For me this show attempts to address so many different aspects of our daily behaviors and how they’ve been affected by technology and our culture of consumerism, it's difficult to succinctly write about how I feel about it.
Forgive me while I begin with an anecdote. My little sister (both the youngest and the only girl among my siblings) was, what I would consider, raised quite spoiled. She was brought up believing consumption was expected, admired, and even revered. For a brief period of her younger years, I watched as she obsessed over the American Girl dolls - which so aptly package contemporary consumerism into a single box (or several if you can afford the accessories). I remember being struck by the concept that families were spending hundreds of dollars so that their children could simultaneously own and become their doll. Dressing to match and acting out prewritten fantasies that you could purchase for yet a bit more cash. For just over $100, I watched my sister consume herself. She loved it.

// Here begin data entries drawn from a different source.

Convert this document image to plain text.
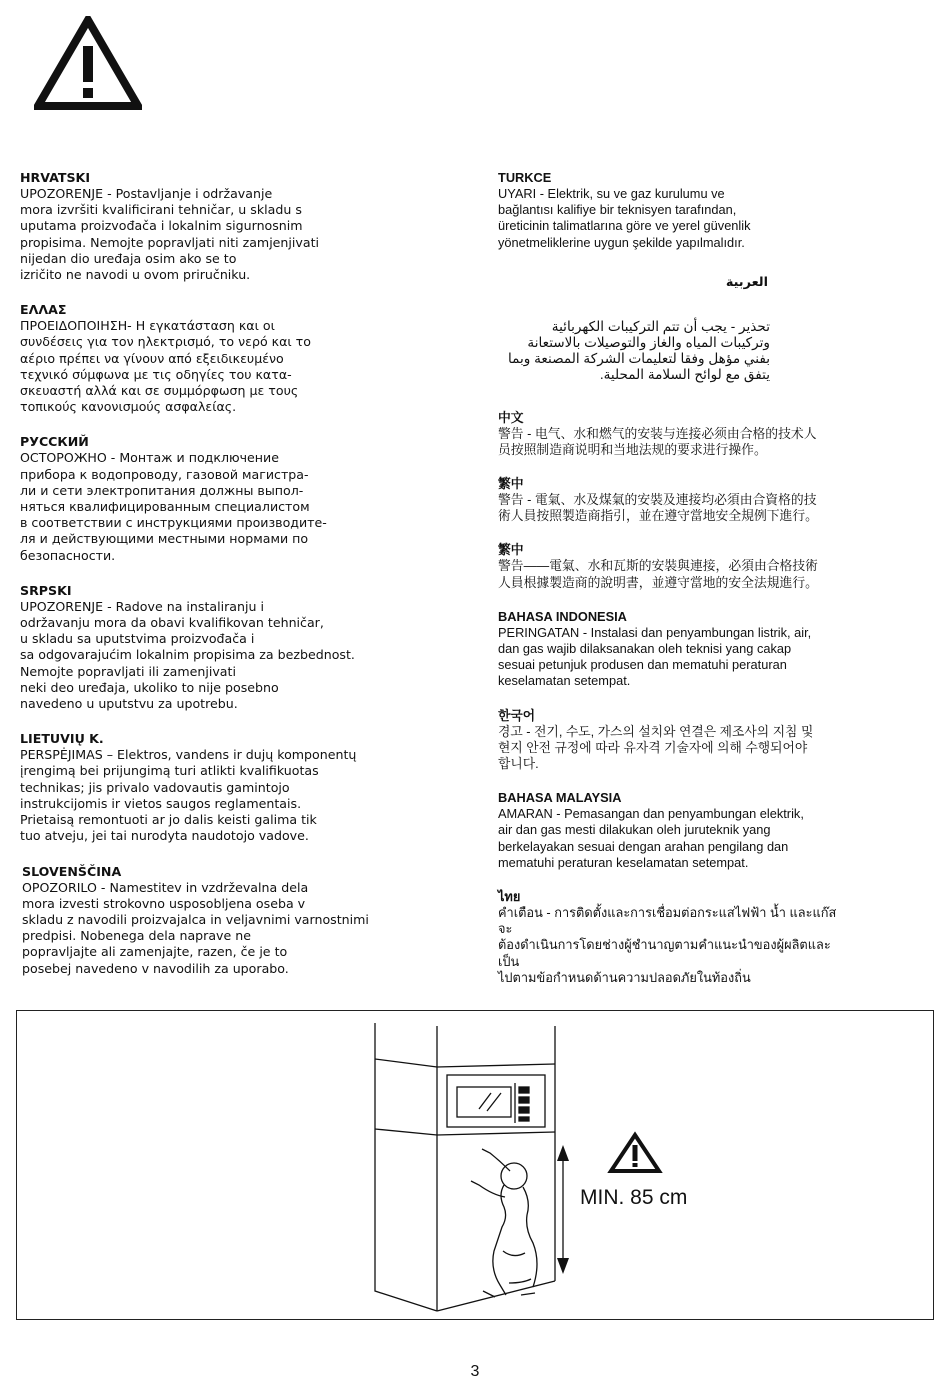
HRVATSKI
UPOZORENJE - Postavljanje i održavanje
mora izvršiti kvalificirani tehničar, u skladu s
uputama proizvođača i lokalnim sigurnosnim
propisima. Nemojte popravljati niti zamjenjivati
nijedan dio uređaja osim ako se to
izričito ne navodi u ovom priručniku.
ΕΛΛΑΣ
ΠΡΟΕΙΔΟΠΟΙΗΣΗ- Η εγκατάσταση και οι
συνδέσεις για τον ηλεκτρισμό, το νερό και το
αέριο πρέπει να γίνουν από εξειδικευμένο
τεχνικό σύμφωνα με τις οδηγίες του κατα-
σκευαστή αλλά και σε συμμόρφωση με τους
τοπικούς κανονισμούς ασφαλείας.
РУССКИЙ
ОСТОРОЖНО - Монтаж и подключение
прибора к водопроводу, газовой магистра-
ли и сети электропитания должны выпол-
няться квалифицированным специалистом
в соответствии с инструкциями производите-
ля и действующими местными нормами по
безопасности.
SRPSKI
UPOZORENJE - Radove na instaliranju i
održavanju mora da obavi kvalifikovan tehničar,
u skladu sa uputstvima proizvođača i
sa odgovarajućim lokalnim propisima za bezbednost.
Nemojte popravljati ili zamenjivati
neki deo uređaja, ukoliko to nije posebno
navedeno u uputstvu za upotrebu.
LIETUVIŲ K.
PERSPĖJIMAS – Elektros, vandens ir dujų komponentų
įrengimą bei prijungimą turi atlikti kvalifikuotas
technikas; jis privalo vadovautis gamintojo
instrukcijomis ir vietos saugos reglamentais.
Prietaisą remontuoti ar jo dalis keisti galima tik
tuo atveju, jei tai nurodyta naudotojo vadove.
SLOVENŠČINA
OPOZORILO - Namestitev in vzdrževalna dela
mora izvesti strokovno usposobljena oseba v
skladu z navodili proizvajalca in veljavnimi varnostnimi
predpisi. Nobenega dela naprave ne
popravljajte ali zamenjajte, razen, če je to
posebej navedeno v navodilih za uporabo.
TURKCE
UYARI - Elektrik, su ve gaz kurulumu ve
bağlantısı kalifiye bir teknisyen tarafından,
üreticinin talimatlarına göre ve yerel güvenlik
yönetmeliklerine uygun şekilde yapılmalıdır.
العربية
تحذير - يجب أن تتم التركيبات الكهربائية
وتركيبات المياه والغاز والتوصيلات بالاستعانة
بفني مؤهل وفقا لتعليمات الشركة المصنعة وبما
يتفق مع لوائح السلامة المحلية.
中文
警告 - 电气、水和燃气的安装与连接必须由合格的技术人
员按照制造商说明和当地法规的要求进行操作。
繁中
警告 - 電氣、水及煤氣的安裝及連接均必須由合資格的技
術人員按照製造商指引，並在遵守當地安全規例下進行。
繁中
警告——電氣、水和瓦斯的安裝與連接，必須由合格技術
人員根據製造商的說明書，並遵守當地的安全法規進行。
BAHASA INDONESIA
PERINGATAN - Instalasi dan penyambungan listrik, air,
dan gas wajib dilaksanakan oleh teknisi yang cakap
sesuai petunjuk produsen dan mematuhi peraturan
keselamatan setempat.
한국어
경고 - 전기, 수도, 가스의 설치와 연결은 제조사의 지침 및
현지 안전 규정에 따라 유자격 기술자에 의해 수행되어야
합니다.
BAHASA MALAYSIA
AMARAN - Pemasangan dan penyambungan elektrik,
air dan gas mesti dilakukan oleh juruteknik yang
berkelayakan sesuai dengan arahan pengilang dan
mematuhi peraturan keselamatan setempat.
ไทย
คำเตือน - การติดตั้งและการเชื่อมต่อกระแสไฟฟ้า น้ำ และแก๊สจะ
ต้องดำเนินการโดยช่างผู้ชำนาญตามคำแนะนำของผู้ผลิตและเป็น
ไปตามข้อกำหนดด้านความปลอดภัยในท้องถิ่น
MIN. 85 cm
3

Although the years between us are not excessive in number, I sometimes feel as though our childhoods were driven by completely different motives. Perhaps sparked by societal norms, personal preferences, or the general disillusionment of my parents, I (very unlike my sister) spent most of my childhood afternoons on my bicycle with friends. I know I also consumed as a kid. We all do. But I remember consuming adventure and experience equally from the back of my bike and the manipulations of a video game controller rather than through the acquisition of material things. I seem to notice that the volume of items consumed by the average person has only increased since my sister’s or my childhood. I have to ask if this increase (whether invented or actual) in consumption is inherently wrong, or if it’s just the way of that elusive ‘progress’ we all want to make.

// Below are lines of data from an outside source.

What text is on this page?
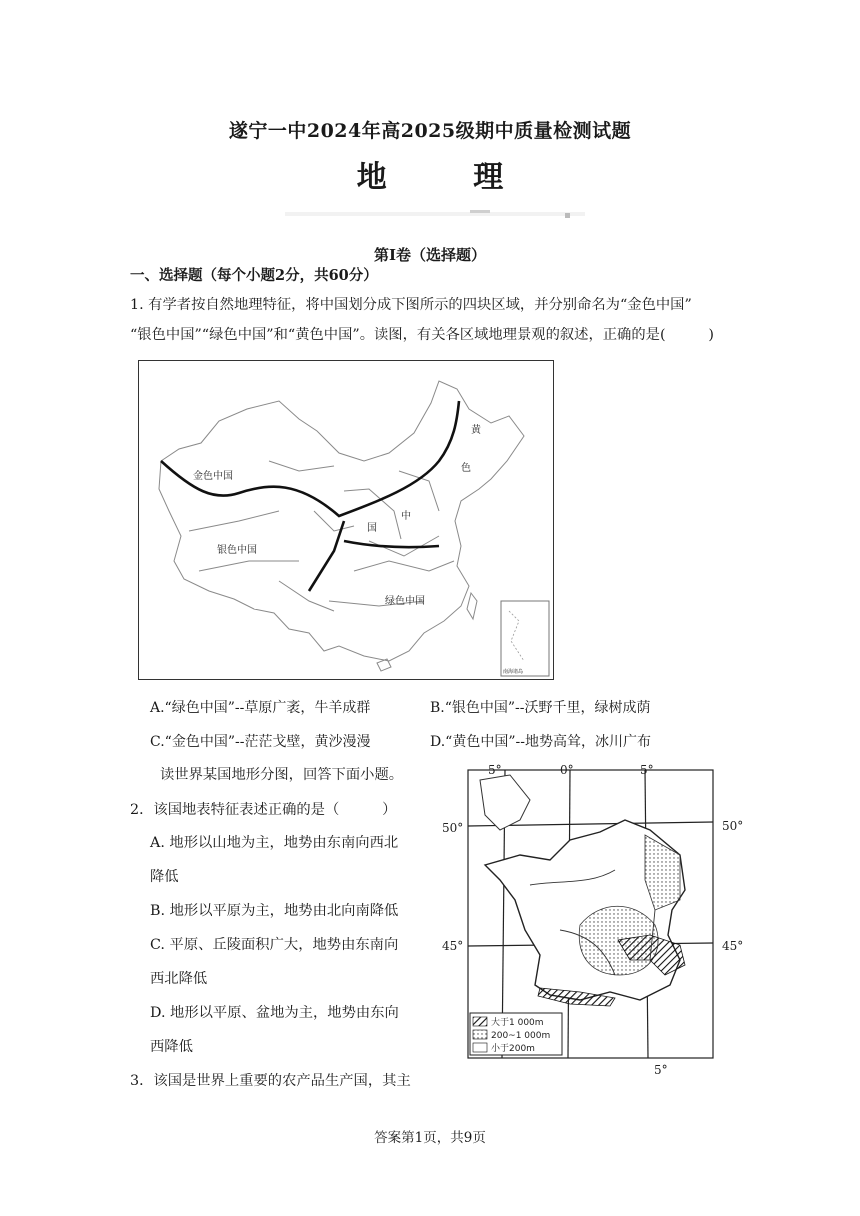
遂宁一中2024年高2025级期中质量检测试题
地 理
第I卷（选择题）
一、选择题（每个小题2分，共60分）
1. 有学者按自然地理特征，将中国划分成下图所示的四块区域，并分别命名为“金色中国”
“银色中国”“绿色中国”和“黄色中国”。读图，有关各区域地理景观的叙述，正确的是(　　　)
金色中国
银色中国
绿色中国
黄
色
中
国
南海诸岛
A.“绿色中国”--草原广袤，牛羊成群	B.“银色中国”--沃野千里，绿树成荫
C.“金色中国”--茫茫戈壁，黄沙漫漫	D.“黄色中国”--地势高耸，冰川广布
读世界某国地形分图，回答下面小题。
2．该国地表特征表述正确的是（　　　）
A. 地形以山地为主，地势由东南向西北
降低
B. 地形以平原为主，地势由北向南降低
C. 平原、丘陵面积广大，地势由东南向
西北降低
D. 地形以平原、盆地为主，地势由东向
西降低
3．该国是世界上重要的农产品生产国，其主
5°	0°	5°
5°
50°	50°
45°	45°
大于1 000m
200~1 000m
小于200m
答案第1页，共9页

We live in a society where we consume more than we produce - we’re forced to. Whether we buy into it or not, we are part of a culture that spends an average of 8 hours a day staring at a screen (according to 2014 research by internet analyst Mary Meeker). That number is bad enough on its own, but layered into those 8 hours are the majority of the 5000 ads we see every day (NY Times). Even as I look around I can visibly count more than 10 product names and brand symbols from where I’m sitting… in a park.
I’m writing this post on my laptop while I listen to music on one device and text two friends, one in California and one in London, on another. We spend so much of our waking lives plugged in and awaiting instructions from our devices that it's hard to imagine a world without them. I read the other day that more than half of millennials would rather give up their sense of smell than their smartphones. I look to the future with great awe of the technological advancements we have yet to accomplish, and great hope that we as people will not lose sight of our human connection in pursuit of them. To me, this project represents that hope - or at least a piece of it. Consumed reminds me to address our culture of consumerism with a grain of salt. It has been that ever more necessary reminder that I need to take a break from the screens and spend some time with the people around me. I hope it makes you think about doing the same.